WHS banged out 13 hits, led by Forrester Wight and Nolan Bodah with three hits apiece. Ryan Gentile contributed two hits, Josh Cox slammed his school-record seventh homer of the season, and Sean Scordo and Jordan Hayes added doubles for Matt Covey's club.
"Hitting is contagious with us," Covey said. "When the top of the order hits, the rest of the guys usually follow. When the top struggles, so does everybody else. Hopefully, we can carry this into the playoffs."
And while everything was going right for the Cyclones, including turning two infield double plays, not much went well for the Cavaliers. Just three days after knocking off division-leading Indian River with an almost perfect effort, IHC was its own worst enemy Saturday with numerous wild pitches, passed balls and the inability to deliver with men on base.
"It was totally opposite of Wednesday," IHC coach Mike Delaney said. "Our pitcher (Matt Yott) threw just 80 pitches in seven innings and today Brian (Magovney) was at around 60 pitches in the second inning. Brian couldn't throw his curve ball for a strike, so their hitters were just sitting on the fastball."
Scordo began the WHS first with a double. Bodah bunted for an infield hit and VanHouten drove in Scordo with a double. Wight and Hayes also singled home runs, two more scored on wild pitches and Scordo, batting for the second time in the inning, plated the sixth run with a sacrifice fly.
Magovney threw 43 pitches in the first inning alone and survived only until the top of the fourth.

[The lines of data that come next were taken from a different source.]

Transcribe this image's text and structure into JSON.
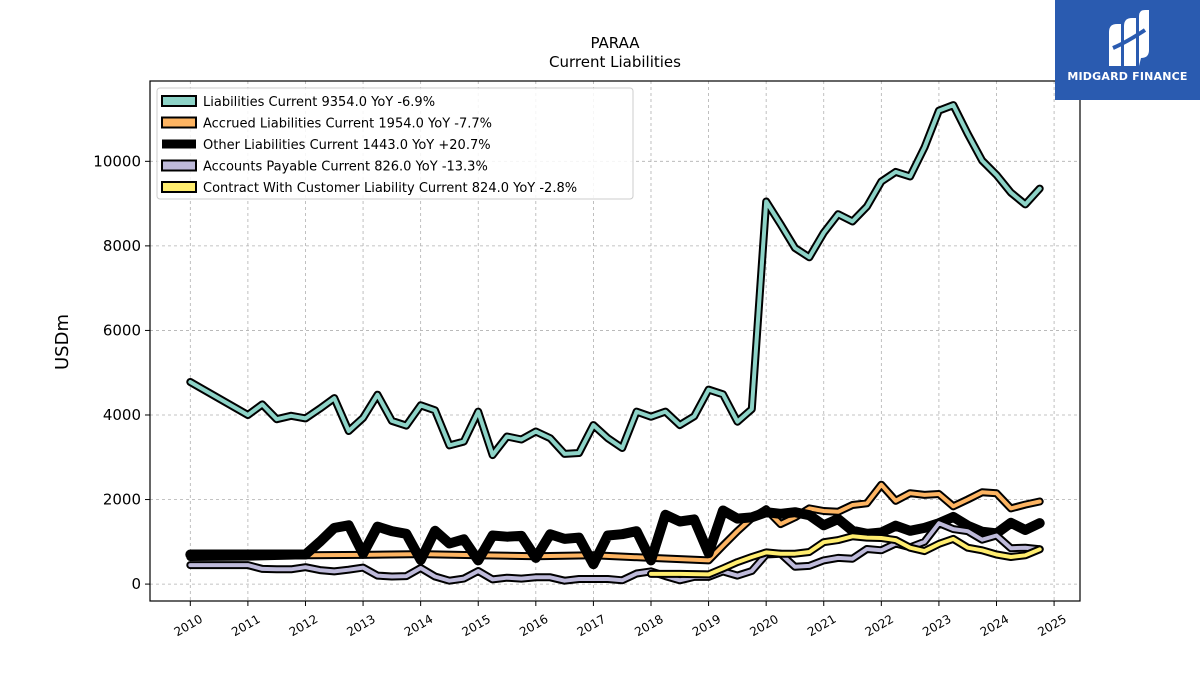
{
  "chart_data": {
    "type": "line",
    "title": "PARAA",
    "subtitle": "Current  Liabilities",
    "ylabel": "USDm",
    "xlabel": "",
    "xlim": [
      2009.3,
      2025.45
    ],
    "ylim": [
      -400,
      11900
    ],
    "x_ticks": [
      "2010",
      "2011",
      "2012",
      "2013",
      "2014",
      "2015",
      "2016",
      "2017",
      "2018",
      "2019",
      "2020",
      "2021",
      "2022",
      "2023",
      "2024",
      "2025"
    ],
    "y_ticks": [
      0,
      2000,
      4000,
      6000,
      8000,
      10000
    ],
    "grid": true,
    "legend_position": "top-left",
    "series": [
      {
        "name": "Liabilities Current",
        "legend": "Liabilities Current  9354.0 YoY -6.9%",
        "color": "#8dd3c7",
        "width": 4,
        "points": [
          [
            2010.0,
            4780
          ],
          [
            2011.0,
            4000
          ],
          [
            2011.25,
            4250
          ],
          [
            2011.5,
            3900
          ],
          [
            2011.75,
            3980
          ],
          [
            2012.0,
            3920
          ],
          [
            2012.25,
            4150
          ],
          [
            2012.5,
            4400
          ],
          [
            2012.75,
            3620
          ],
          [
            2013.0,
            3930
          ],
          [
            2013.25,
            4480
          ],
          [
            2013.5,
            3860
          ],
          [
            2013.75,
            3750
          ],
          [
            2014.0,
            4230
          ],
          [
            2014.25,
            4110
          ],
          [
            2014.5,
            3280
          ],
          [
            2014.75,
            3370
          ],
          [
            2015.0,
            4080
          ],
          [
            2015.25,
            3050
          ],
          [
            2015.5,
            3490
          ],
          [
            2015.75,
            3420
          ],
          [
            2016.0,
            3610
          ],
          [
            2016.25,
            3450
          ],
          [
            2016.5,
            3080
          ],
          [
            2016.75,
            3100
          ],
          [
            2017.0,
            3760
          ],
          [
            2017.25,
            3450
          ],
          [
            2017.5,
            3220
          ],
          [
            2017.75,
            4080
          ],
          [
            2018.0,
            3960
          ],
          [
            2018.25,
            4080
          ],
          [
            2018.5,
            3760
          ],
          [
            2018.75,
            3970
          ],
          [
            2019.0,
            4600
          ],
          [
            2019.25,
            4490
          ],
          [
            2019.5,
            3840
          ],
          [
            2019.75,
            4140
          ],
          [
            2020.0,
            9050
          ],
          [
            2020.25,
            8510
          ],
          [
            2020.5,
            7950
          ],
          [
            2020.75,
            7730
          ],
          [
            2021.0,
            8310
          ],
          [
            2021.25,
            8750
          ],
          [
            2021.5,
            8580
          ],
          [
            2021.75,
            8930
          ],
          [
            2022.0,
            9520
          ],
          [
            2022.25,
            9750
          ],
          [
            2022.5,
            9640
          ],
          [
            2022.75,
            10330
          ],
          [
            2023.0,
            11200
          ],
          [
            2023.25,
            11330
          ],
          [
            2023.5,
            10650
          ],
          [
            2023.75,
            10020
          ],
          [
            2024.0,
            9680
          ],
          [
            2024.25,
            9260
          ],
          [
            2024.5,
            8980
          ],
          [
            2024.75,
            9354
          ]
        ]
      },
      {
        "name": "Accrued Liabilities Current",
        "legend": "Accrued Liabilities Current  1954.0 YoY -7.7%",
        "color": "#fdb462",
        "width": 4,
        "points": [
          [
            2010.0,
            640
          ],
          [
            2011.0,
            650
          ],
          [
            2012.0,
            680
          ],
          [
            2013.0,
            690
          ],
          [
            2014.0,
            710
          ],
          [
            2015.0,
            680
          ],
          [
            2016.0,
            660
          ],
          [
            2017.0,
            680
          ],
          [
            2018.0,
            620
          ],
          [
            2019.0,
            560
          ],
          [
            2019.25,
            910
          ],
          [
            2019.5,
            1250
          ],
          [
            2019.75,
            1560
          ],
          [
            2020.0,
            1770
          ],
          [
            2020.25,
            1420
          ],
          [
            2020.5,
            1580
          ],
          [
            2020.75,
            1790
          ],
          [
            2021.0,
            1730
          ],
          [
            2021.25,
            1710
          ],
          [
            2021.5,
            1870
          ],
          [
            2021.75,
            1910
          ],
          [
            2022.0,
            2350
          ],
          [
            2022.25,
            1970
          ],
          [
            2022.5,
            2150
          ],
          [
            2022.75,
            2110
          ],
          [
            2023.0,
            2130
          ],
          [
            2023.25,
            1840
          ],
          [
            2023.5,
            2000
          ],
          [
            2023.75,
            2170
          ],
          [
            2024.0,
            2150
          ],
          [
            2024.25,
            1790
          ],
          [
            2024.5,
            1880
          ],
          [
            2024.75,
            1954
          ]
        ]
      },
      {
        "name": "Other Liabilities Current",
        "legend": "Other Liabilities Current  1443.0 YoY +20.7%",
        "color": "#000000",
        "width": 10,
        "points": [
          [
            2010.0,
            700
          ],
          [
            2011.0,
            700
          ],
          [
            2012.0,
            700
          ],
          [
            2012.25,
            1000
          ],
          [
            2012.5,
            1330
          ],
          [
            2012.75,
            1390
          ],
          [
            2013.0,
            720
          ],
          [
            2013.25,
            1360
          ],
          [
            2013.5,
            1250
          ],
          [
            2013.75,
            1190
          ],
          [
            2014.0,
            570
          ],
          [
            2014.25,
            1260
          ],
          [
            2014.5,
            960
          ],
          [
            2014.75,
            1060
          ],
          [
            2015.0,
            560
          ],
          [
            2015.25,
            1150
          ],
          [
            2015.5,
            1120
          ],
          [
            2015.75,
            1140
          ],
          [
            2016.0,
            620
          ],
          [
            2016.25,
            1180
          ],
          [
            2016.5,
            1070
          ],
          [
            2016.75,
            1100
          ],
          [
            2017.0,
            470
          ],
          [
            2017.25,
            1150
          ],
          [
            2017.5,
            1180
          ],
          [
            2017.75,
            1250
          ],
          [
            2018.0,
            560
          ],
          [
            2018.25,
            1640
          ],
          [
            2018.5,
            1480
          ],
          [
            2018.75,
            1530
          ],
          [
            2019.0,
            730
          ],
          [
            2019.25,
            1740
          ],
          [
            2019.5,
            1550
          ],
          [
            2019.75,
            1580
          ],
          [
            2020.0,
            1700
          ],
          [
            2020.25,
            1660
          ],
          [
            2020.5,
            1700
          ],
          [
            2020.75,
            1630
          ],
          [
            2021.0,
            1390
          ],
          [
            2021.25,
            1540
          ],
          [
            2021.5,
            1260
          ],
          [
            2021.75,
            1190
          ],
          [
            2022.0,
            1220
          ],
          [
            2022.25,
            1380
          ],
          [
            2022.5,
            1260
          ],
          [
            2022.75,
            1330
          ],
          [
            2023.0,
            1440
          ],
          [
            2023.25,
            1590
          ],
          [
            2023.5,
            1380
          ],
          [
            2023.75,
            1240
          ],
          [
            2024.0,
            1200
          ],
          [
            2024.25,
            1450
          ],
          [
            2024.5,
            1280
          ],
          [
            2024.75,
            1443
          ]
        ]
      },
      {
        "name": "Accounts Payable Current",
        "legend": "Accounts Payable Current  826.0 YoY -13.3%",
        "color": "#bebada",
        "width": 4,
        "points": [
          [
            2010.0,
            450
          ],
          [
            2011.0,
            450
          ],
          [
            2011.25,
            360
          ],
          [
            2011.5,
            350
          ],
          [
            2011.75,
            350
          ],
          [
            2012.0,
            400
          ],
          [
            2012.25,
            330
          ],
          [
            2012.5,
            300
          ],
          [
            2012.75,
            340
          ],
          [
            2013.0,
            390
          ],
          [
            2013.25,
            200
          ],
          [
            2013.5,
            180
          ],
          [
            2013.75,
            190
          ],
          [
            2014.0,
            380
          ],
          [
            2014.25,
            180
          ],
          [
            2014.5,
            80
          ],
          [
            2014.75,
            130
          ],
          [
            2015.0,
            310
          ],
          [
            2015.25,
            110
          ],
          [
            2015.5,
            150
          ],
          [
            2015.75,
            130
          ],
          [
            2016.0,
            160
          ],
          [
            2016.25,
            160
          ],
          [
            2016.5,
            80
          ],
          [
            2016.75,
            120
          ],
          [
            2017.0,
            120
          ],
          [
            2017.25,
            120
          ],
          [
            2017.5,
            90
          ],
          [
            2017.75,
            250
          ],
          [
            2018.0,
            300
          ],
          [
            2018.25,
            190
          ],
          [
            2018.5,
            90
          ],
          [
            2018.75,
            170
          ],
          [
            2019.0,
            170
          ],
          [
            2019.25,
            300
          ],
          [
            2019.5,
            200
          ],
          [
            2019.75,
            310
          ],
          [
            2020.0,
            700
          ],
          [
            2020.25,
            720
          ],
          [
            2020.5,
            410
          ],
          [
            2020.75,
            430
          ],
          [
            2021.0,
            560
          ],
          [
            2021.25,
            620
          ],
          [
            2021.5,
            600
          ],
          [
            2021.75,
            830
          ],
          [
            2022.0,
            800
          ],
          [
            2022.25,
            960
          ],
          [
            2022.5,
            870
          ],
          [
            2022.75,
            1000
          ],
          [
            2023.0,
            1440
          ],
          [
            2023.25,
            1300
          ],
          [
            2023.5,
            1250
          ],
          [
            2023.75,
            1050
          ],
          [
            2024.0,
            1150
          ],
          [
            2024.25,
            850
          ],
          [
            2024.5,
            860
          ],
          [
            2024.75,
            826
          ]
        ]
      },
      {
        "name": "Contract With Customer Liability Current",
        "legend": "Contract With Customer Liability Current  824.0 YoY -2.8%",
        "color": "#ffed6f",
        "width": 4,
        "points": [
          [
            2018.0,
            240
          ],
          [
            2018.5,
            240
          ],
          [
            2019.0,
            230
          ],
          [
            2019.25,
            370
          ],
          [
            2019.5,
            520
          ],
          [
            2019.75,
            640
          ],
          [
            2020.0,
            750
          ],
          [
            2020.25,
            720
          ],
          [
            2020.5,
            720
          ],
          [
            2020.75,
            760
          ],
          [
            2021.0,
            990
          ],
          [
            2021.25,
            1040
          ],
          [
            2021.5,
            1130
          ],
          [
            2021.75,
            1100
          ],
          [
            2022.0,
            1090
          ],
          [
            2022.25,
            1040
          ],
          [
            2022.5,
            860
          ],
          [
            2022.75,
            780
          ],
          [
            2023.0,
            950
          ],
          [
            2023.25,
            1070
          ],
          [
            2023.5,
            860
          ],
          [
            2023.75,
            800
          ],
          [
            2024.0,
            700
          ],
          [
            2024.25,
            640
          ],
          [
            2024.5,
            680
          ],
          [
            2024.75,
            824
          ]
        ]
      }
    ]
  },
  "brand": {
    "name": "MIDGARD FINANCE",
    "logo_color": "#2a5bb0"
  }
}
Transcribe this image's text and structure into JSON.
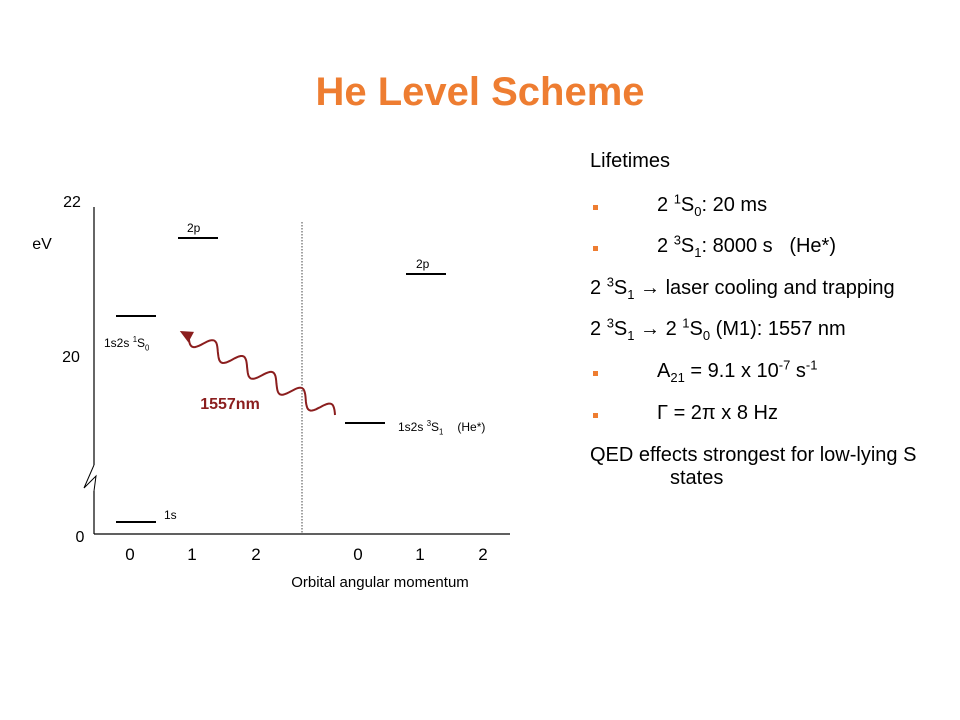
{
  "slide": {
    "title": "He Level Scheme"
  },
  "diagram": {
    "y_ticks": [
      "22",
      "20",
      "0"
    ],
    "unit": "eV",
    "x_ticks": [
      "0",
      "1",
      "2",
      "0",
      "1",
      "2"
    ],
    "x_label": "Orbital angular momentum",
    "transition_label": "1557nm",
    "levels": {
      "left_1s": "1s",
      "left_2p": "2p",
      "left_singlet": {
        "prefix": "1s2s ",
        "sup": "1",
        "mid": "S",
        "sub": "0"
      },
      "right_2p": "2p",
      "right_triplet": {
        "prefix": "1s2s ",
        "sup": "3",
        "mid": "S",
        "sub": "1",
        "suffix": "(He*)"
      }
    }
  },
  "notes": {
    "heading": "Lifetimes",
    "b1": {
      "pre": "2 ",
      "sup": "1",
      "mid": "S",
      "sub": "0",
      "post": ": 20 ms"
    },
    "b2": {
      "pre": "2 ",
      "sup": "3",
      "mid": "S",
      "sub": "1",
      "post": ": 8000 s   (He*)"
    },
    "l3": {
      "pre": "2 ",
      "sup": "3",
      "mid": "S",
      "sub": "1",
      "post": " → laser cooling and trapping"
    },
    "l4": {
      "pre": "2 ",
      "sup1": "3",
      "mid1": "S",
      "sub1": "1",
      "arrow": " → 2 ",
      "sup2": "1",
      "mid2": "S",
      "sub2": "0",
      "post": " (M1): 1557 nm"
    },
    "b5": {
      "pre": "A",
      "sub": "21",
      "mid": " = 9.1 x 10",
      "sup1": "-7",
      "mid2": " s",
      "sup2": "-1"
    },
    "b6": "Γ = 2π x 8 Hz",
    "l7": "QED effects strongest for low-lying S states"
  }
}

"We had some very good at-bats in the first and were more aggressive than we have been," Covey said. "And we didn't chase a lot of bad pitches."
VanHouten allowed two runs on two hits in the third, and two runs on four hits in the IHC fifth. But he also enticed a huge 6-4-3 double play in the fourth with runners on first and second, and he started a 1-2-3 twin killing with the bases loaded in the fifth.
"I had trouble spotting my fastball, but I could throw the curve or a strike almost at any time," VanHouten said. "Those double plays really bailed me out."
VanHouten said the Cyclones, now in second place alone, have as good a chance as anybody to finish strong and take the playoffs, which will be Thursday in the "A" Division. "We certainly can contend," he said. "It just depends on which team shows up."